Ladra-a-las-Sombras se detuvo unos instantes, jadeando por el esfuerzo que había realizado, con el pulso acelerado, sus garras y colmillos cubiertos de jirones de carne fresca. Por todo el edificio las alarmas resonaban y los humanos, llevados por el pánico, corrían de un lado para otro. Sólo ahora que se había ocupado de su última presa se percató de cuáles eran los contenidos de la habitación a la que había llegado: un enorme y profundo armario contenía una hilera de armas como aquella que había volado el pasillo. Las paredes de la estancia estaban llenas de más armarios semejantes al primero. Uno a uno. Ladra-a-las-Sombras los destrozó todos hasta abrirlos. Los cerrojos no le suponían más impedimento que el metal retorcido, y sacó las puertas de sus goznes. Cada armario contenía el caparazón hueco de un humano: armaduras para el cuerpo, y un casco con una lámina frontal reflectante para la cabeza. Eran cinco juegos en total. Canción de Víspera les había contado muchas veces la historia de la muerte de Frederich Terror Nocturno, y les había hablado de los soldados, de sus armaduras y sus rifles de cargas explosivas. Ladra-a-las-Sombras sintió que la rabia lo llevaba de nuevo. Aunque sus compañeros en la tribu de los Colmillos Plateados le decían que carecía de intelecto y sensibilidad, era capaz de relacionar ambos sucesos. Arañó y escupió a los dos cuerpos que yacían a sus pies, y entonces dirigió su furia sobre el equipo, rompiendo los rifles con sus rodillas, despedazando las armaduras pieza por pieza, hasta que nada quedó que pudiera ser reconocido. Aun así, no había saciado su rabia.

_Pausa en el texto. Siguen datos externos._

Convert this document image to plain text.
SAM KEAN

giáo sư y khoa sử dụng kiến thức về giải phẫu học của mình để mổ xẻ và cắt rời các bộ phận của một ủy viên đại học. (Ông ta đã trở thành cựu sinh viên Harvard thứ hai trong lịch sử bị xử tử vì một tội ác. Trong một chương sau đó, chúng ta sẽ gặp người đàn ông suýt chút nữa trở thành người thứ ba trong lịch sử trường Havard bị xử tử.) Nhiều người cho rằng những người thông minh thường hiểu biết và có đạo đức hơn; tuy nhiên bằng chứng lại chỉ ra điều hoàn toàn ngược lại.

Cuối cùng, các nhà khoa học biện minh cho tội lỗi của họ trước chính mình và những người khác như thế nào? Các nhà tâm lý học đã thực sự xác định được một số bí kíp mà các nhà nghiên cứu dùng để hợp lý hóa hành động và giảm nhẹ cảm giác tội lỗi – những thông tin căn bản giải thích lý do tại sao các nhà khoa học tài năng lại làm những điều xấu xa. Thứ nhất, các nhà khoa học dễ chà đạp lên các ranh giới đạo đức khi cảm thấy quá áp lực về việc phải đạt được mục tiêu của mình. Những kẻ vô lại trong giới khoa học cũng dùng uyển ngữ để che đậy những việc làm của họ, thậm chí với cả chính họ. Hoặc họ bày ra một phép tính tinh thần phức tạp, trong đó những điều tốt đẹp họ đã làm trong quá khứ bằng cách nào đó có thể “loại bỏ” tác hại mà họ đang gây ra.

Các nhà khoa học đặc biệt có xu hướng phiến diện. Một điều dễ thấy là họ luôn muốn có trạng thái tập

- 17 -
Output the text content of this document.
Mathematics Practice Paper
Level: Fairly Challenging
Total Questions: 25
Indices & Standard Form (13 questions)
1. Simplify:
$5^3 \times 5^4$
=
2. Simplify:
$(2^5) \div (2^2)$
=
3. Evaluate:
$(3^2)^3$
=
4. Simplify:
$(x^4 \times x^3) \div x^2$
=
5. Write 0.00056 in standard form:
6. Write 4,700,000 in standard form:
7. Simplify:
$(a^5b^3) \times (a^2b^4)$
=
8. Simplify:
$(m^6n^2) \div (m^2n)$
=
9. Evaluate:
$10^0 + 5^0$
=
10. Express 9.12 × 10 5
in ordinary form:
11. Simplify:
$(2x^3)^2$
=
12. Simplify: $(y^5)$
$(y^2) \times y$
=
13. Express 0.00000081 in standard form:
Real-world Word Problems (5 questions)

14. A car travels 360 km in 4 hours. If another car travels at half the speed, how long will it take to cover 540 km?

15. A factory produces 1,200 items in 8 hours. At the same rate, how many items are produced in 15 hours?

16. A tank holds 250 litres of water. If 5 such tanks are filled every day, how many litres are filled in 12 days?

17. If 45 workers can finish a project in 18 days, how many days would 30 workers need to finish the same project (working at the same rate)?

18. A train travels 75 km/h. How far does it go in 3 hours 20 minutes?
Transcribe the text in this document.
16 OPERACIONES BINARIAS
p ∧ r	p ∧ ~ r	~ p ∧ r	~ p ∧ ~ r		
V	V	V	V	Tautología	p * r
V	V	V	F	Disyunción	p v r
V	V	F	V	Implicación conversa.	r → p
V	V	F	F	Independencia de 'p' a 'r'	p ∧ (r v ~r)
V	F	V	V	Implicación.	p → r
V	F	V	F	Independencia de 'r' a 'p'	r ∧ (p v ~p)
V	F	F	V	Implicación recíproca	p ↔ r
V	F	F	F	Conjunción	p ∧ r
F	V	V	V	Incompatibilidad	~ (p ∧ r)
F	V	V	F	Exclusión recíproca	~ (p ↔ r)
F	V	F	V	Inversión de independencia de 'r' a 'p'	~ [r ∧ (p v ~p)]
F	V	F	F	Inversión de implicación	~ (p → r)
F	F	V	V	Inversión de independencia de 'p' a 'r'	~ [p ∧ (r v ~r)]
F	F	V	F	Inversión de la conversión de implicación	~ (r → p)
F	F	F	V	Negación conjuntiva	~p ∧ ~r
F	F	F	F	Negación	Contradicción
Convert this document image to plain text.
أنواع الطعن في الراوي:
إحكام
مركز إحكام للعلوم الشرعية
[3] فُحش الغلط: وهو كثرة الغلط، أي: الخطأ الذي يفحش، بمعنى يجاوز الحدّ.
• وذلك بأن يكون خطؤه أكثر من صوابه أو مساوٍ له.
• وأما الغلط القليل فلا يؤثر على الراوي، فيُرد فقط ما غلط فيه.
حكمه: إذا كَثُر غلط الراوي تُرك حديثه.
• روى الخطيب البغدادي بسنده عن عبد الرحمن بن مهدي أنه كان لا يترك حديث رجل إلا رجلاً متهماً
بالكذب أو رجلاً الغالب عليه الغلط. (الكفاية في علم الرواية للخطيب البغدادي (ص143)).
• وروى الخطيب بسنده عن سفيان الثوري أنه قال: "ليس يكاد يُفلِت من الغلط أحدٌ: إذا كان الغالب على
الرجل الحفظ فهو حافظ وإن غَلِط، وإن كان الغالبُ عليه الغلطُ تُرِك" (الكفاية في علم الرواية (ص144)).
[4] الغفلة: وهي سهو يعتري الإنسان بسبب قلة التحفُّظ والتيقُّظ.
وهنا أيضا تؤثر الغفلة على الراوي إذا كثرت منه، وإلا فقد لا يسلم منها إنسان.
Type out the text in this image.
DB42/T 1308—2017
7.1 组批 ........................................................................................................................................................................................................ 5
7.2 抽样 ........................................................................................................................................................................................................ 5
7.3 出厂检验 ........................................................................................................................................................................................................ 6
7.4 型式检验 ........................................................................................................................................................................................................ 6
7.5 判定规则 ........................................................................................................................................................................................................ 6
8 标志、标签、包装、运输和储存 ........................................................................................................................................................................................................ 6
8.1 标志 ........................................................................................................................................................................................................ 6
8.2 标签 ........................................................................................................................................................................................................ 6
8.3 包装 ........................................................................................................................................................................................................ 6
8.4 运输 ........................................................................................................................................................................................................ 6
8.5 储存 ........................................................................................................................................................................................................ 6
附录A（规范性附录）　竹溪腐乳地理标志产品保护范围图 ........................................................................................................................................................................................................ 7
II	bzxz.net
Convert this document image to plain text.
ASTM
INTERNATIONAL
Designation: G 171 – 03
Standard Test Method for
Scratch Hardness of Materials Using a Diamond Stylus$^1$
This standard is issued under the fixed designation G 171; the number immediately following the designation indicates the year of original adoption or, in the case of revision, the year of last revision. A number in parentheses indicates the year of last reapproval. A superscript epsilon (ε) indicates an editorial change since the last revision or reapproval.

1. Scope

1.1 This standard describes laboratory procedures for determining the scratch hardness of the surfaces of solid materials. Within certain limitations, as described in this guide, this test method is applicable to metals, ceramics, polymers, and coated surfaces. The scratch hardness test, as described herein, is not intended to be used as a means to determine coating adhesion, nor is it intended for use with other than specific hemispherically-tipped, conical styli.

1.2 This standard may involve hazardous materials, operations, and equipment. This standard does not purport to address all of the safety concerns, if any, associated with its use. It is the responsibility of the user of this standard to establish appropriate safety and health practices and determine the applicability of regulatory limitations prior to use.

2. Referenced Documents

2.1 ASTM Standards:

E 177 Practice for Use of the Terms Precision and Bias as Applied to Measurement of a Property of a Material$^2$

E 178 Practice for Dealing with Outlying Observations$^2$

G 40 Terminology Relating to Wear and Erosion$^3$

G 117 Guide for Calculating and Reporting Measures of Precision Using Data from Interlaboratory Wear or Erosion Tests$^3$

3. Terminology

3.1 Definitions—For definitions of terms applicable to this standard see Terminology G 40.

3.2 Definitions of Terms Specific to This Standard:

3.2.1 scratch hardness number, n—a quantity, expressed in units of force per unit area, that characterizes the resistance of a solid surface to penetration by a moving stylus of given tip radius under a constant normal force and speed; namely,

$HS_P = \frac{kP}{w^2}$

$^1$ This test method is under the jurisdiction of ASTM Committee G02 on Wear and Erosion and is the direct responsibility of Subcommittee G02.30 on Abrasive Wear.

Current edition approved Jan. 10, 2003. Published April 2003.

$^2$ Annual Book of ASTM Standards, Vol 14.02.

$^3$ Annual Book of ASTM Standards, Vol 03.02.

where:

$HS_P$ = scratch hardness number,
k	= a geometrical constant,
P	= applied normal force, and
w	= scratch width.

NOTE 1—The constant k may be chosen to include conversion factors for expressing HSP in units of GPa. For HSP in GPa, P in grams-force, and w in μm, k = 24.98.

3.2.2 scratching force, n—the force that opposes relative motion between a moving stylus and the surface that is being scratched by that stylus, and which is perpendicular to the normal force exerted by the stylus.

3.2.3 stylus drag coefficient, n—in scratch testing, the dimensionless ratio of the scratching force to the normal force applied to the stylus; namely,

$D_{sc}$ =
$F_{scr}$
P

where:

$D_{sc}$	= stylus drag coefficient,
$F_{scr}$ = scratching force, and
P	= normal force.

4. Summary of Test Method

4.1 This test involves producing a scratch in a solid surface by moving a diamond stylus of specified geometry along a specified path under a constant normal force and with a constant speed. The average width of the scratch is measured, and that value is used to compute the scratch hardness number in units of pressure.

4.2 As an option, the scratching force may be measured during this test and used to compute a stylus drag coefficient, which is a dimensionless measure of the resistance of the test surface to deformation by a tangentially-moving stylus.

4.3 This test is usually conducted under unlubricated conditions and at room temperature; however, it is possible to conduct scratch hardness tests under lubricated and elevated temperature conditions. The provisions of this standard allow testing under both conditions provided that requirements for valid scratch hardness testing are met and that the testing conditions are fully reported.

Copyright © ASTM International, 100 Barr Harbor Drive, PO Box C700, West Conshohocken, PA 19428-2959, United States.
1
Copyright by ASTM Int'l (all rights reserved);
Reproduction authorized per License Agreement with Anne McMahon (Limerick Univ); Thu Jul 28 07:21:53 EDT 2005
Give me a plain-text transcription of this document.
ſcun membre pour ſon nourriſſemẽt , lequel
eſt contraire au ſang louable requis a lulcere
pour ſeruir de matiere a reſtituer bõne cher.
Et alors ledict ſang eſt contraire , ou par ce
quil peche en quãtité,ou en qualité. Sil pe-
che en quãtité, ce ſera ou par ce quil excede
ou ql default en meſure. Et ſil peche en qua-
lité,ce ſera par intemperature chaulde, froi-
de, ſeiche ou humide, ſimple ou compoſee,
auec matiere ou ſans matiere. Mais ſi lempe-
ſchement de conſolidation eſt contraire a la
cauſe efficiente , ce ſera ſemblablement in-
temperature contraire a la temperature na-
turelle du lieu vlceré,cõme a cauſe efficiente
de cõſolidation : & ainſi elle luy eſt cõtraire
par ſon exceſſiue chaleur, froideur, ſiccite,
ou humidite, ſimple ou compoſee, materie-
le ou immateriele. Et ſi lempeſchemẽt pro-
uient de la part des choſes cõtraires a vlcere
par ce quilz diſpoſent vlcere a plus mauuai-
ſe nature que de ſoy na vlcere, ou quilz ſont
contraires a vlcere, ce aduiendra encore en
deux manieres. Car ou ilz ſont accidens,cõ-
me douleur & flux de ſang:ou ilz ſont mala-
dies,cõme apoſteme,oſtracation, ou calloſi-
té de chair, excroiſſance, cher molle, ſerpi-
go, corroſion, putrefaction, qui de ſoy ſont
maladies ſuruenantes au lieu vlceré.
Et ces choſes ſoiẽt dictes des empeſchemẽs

Sin piedad. Ésa había sido la orden de su alfa… aunque ese alfa fuera Arroyo Negro. Desde algún otro lugar en el edificio, resonó el grito de una mujer. Ladra-a-las-Sombras abandonó la habitación al instante, abriéndose paso entre la polvareda y los escombros de los restos del pasillo. Sus oídos y su hocico le decían que había más humanos correteando, escondiéndose. Esos humanos habían matado a Terror Nocturno. Habían corrompido la tierra. Sin piedad.